That's a National 727 sitting in about 13' of water in the middle of Pensacola Bay. I use to be an air traffic controller and my crew was working that night. The ILS Runway 16, 8000' was closed for resurfacing. All we had available was a surveillance or ASR approach, which is a controller giving direction and headings and recommended altitudes. Our other runway was 9/27 and was about 5700', not a lot of room and approach to the west on Runway 27 was over Pensacola Bay and the last mile or so was over land and houses.

It was pouring rain, bad IFR and my crew was working but I was on another sector. With an ASR approach you put the aircraft on a discrete frequency, which we did all the time since we ran GCA's (ground controlled approach) into Navy Pensacola all day. However in this scenario one of us was going to handle the final and not a Navy controller sitting 9 miles away. Normal IFR approaches by civilian pilots are normally performed by using an ILS (Instrument Landing System). The controller only heads the aircraft towards the approach and once the pilot is cleared, he assumes his own navigation to the runway via electronic methods.

After the aircraft was set up on semi-final and was a minimum descent altitude of 1600 feet, he was handed off to a final controller who at 5 miles tells the pilot to descent to our MDA (minimum descent altitude) which in this case an ASR approach to Runway 27 is 520'. The pilot descending in heavy rain over a black bay mistook barge lights for airports lights and busted his MDA. With gear down and flaps he made a perfect landing on the bay and didn't know he was in the water under he felt water rushing in.
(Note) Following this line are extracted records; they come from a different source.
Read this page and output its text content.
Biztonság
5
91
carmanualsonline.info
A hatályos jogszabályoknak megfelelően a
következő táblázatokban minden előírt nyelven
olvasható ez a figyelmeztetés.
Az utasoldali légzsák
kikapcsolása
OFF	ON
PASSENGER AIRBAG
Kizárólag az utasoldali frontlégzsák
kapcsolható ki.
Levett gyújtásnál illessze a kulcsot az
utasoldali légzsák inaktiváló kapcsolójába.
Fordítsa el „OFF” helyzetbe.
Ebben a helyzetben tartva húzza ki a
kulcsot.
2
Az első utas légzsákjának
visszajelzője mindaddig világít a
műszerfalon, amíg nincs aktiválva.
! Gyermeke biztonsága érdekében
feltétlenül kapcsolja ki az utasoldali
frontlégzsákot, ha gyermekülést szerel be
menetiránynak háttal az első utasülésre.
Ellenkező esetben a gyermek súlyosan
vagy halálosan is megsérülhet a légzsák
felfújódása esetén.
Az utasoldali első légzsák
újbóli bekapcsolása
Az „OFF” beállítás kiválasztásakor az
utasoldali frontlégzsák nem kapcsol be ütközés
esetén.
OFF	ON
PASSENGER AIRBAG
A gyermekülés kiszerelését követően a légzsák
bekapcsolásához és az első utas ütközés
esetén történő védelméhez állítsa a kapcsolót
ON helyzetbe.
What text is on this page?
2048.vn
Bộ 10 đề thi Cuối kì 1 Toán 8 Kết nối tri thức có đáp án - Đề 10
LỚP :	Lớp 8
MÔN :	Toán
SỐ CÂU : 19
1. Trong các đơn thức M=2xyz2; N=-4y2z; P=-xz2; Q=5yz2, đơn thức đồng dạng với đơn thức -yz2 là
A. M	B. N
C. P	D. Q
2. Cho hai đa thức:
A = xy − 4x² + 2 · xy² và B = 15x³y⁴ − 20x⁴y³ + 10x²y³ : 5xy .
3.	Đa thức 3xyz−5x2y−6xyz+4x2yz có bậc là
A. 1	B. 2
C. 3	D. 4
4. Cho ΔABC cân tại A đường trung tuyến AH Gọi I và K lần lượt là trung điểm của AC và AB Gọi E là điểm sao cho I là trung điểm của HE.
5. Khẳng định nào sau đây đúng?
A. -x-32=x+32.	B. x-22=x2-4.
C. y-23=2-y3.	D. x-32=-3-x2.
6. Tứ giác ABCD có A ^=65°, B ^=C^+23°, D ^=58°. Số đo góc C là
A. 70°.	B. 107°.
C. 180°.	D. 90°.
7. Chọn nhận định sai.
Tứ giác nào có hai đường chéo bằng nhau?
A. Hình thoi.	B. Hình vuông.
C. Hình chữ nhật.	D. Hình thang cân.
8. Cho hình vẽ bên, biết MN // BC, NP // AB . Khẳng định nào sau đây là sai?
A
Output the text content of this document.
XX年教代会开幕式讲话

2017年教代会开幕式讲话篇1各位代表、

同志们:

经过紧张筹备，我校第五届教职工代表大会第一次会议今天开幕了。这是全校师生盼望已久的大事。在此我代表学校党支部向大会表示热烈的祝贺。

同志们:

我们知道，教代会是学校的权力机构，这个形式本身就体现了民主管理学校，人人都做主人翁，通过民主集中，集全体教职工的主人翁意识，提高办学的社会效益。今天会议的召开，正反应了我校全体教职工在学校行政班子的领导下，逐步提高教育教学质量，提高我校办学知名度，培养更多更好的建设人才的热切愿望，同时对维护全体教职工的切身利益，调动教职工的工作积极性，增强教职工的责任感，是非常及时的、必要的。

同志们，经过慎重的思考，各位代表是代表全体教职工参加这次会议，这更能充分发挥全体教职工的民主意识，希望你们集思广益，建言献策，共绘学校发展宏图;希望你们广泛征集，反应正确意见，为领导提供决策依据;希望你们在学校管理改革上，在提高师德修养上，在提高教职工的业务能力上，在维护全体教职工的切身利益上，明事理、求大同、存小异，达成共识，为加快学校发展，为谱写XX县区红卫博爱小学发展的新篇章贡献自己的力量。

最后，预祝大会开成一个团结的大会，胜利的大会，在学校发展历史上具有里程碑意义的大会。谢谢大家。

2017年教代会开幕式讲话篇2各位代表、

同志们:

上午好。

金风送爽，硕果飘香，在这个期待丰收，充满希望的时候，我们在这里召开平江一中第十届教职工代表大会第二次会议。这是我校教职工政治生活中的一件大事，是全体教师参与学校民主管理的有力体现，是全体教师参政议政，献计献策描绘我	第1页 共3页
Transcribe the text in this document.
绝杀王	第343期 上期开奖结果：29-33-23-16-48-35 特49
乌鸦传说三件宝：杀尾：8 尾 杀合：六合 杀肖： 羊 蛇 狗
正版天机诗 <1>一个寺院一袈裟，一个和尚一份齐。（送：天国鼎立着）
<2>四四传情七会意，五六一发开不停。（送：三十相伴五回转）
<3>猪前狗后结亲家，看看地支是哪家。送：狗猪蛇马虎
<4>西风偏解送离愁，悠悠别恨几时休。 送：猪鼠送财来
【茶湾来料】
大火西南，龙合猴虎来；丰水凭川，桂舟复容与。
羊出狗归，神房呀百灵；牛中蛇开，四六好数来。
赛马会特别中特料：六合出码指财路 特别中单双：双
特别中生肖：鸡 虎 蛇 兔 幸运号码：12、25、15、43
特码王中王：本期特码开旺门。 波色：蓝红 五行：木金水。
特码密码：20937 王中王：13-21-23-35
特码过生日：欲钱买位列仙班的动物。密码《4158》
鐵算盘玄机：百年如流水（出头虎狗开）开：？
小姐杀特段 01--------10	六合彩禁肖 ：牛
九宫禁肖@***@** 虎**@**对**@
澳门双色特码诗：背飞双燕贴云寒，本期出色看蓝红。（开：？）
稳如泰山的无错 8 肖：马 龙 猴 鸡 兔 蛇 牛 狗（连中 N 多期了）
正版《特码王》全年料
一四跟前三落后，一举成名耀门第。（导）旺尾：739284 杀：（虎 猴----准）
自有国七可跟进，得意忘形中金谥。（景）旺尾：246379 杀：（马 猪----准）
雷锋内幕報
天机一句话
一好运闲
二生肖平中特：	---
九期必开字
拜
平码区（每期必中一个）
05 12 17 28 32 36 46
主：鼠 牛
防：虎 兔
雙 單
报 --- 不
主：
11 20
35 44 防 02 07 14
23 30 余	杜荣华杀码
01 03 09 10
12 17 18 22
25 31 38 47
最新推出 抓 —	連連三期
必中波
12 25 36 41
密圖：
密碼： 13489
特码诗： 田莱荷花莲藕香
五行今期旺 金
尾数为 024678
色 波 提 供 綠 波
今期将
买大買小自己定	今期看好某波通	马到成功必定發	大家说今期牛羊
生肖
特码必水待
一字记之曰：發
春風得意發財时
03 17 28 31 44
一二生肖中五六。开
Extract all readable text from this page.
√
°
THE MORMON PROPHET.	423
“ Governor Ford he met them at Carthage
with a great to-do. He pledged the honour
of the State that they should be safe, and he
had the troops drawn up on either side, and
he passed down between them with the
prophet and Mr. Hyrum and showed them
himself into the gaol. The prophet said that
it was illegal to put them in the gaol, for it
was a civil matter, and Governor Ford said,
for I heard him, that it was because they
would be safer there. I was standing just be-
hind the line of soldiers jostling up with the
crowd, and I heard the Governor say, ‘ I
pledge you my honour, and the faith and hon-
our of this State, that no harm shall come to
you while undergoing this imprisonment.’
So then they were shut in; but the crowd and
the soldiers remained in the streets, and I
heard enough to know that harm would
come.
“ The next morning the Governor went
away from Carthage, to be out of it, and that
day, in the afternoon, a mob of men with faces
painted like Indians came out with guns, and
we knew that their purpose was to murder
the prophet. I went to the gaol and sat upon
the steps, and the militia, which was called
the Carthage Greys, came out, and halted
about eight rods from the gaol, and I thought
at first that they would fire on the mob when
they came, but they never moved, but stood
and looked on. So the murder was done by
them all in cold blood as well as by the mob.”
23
Needless to say, those two pilots were fired by National. This took place about 1979, National has since gone out of business along with Eastern Airlines, Air Florida and a lot of others that use to service my state. That plane was lifted by a crane and placed on a barge and was resold for $1 million dollars since it was pretty much intact. The accident resulted in only the death of 3 people who drown. Most of the passengers were saved by the barge that the same barge the pilots mistook for the airport. Had they tried this about a mile later they would of impacted about a 100' cliff that surrounds Pensacola bay on the city side. The airport sits about 120' above sea level. This happened about 40 years ago and I haven't really thought about it much, so this is sort of neat for me to relive this somewhat.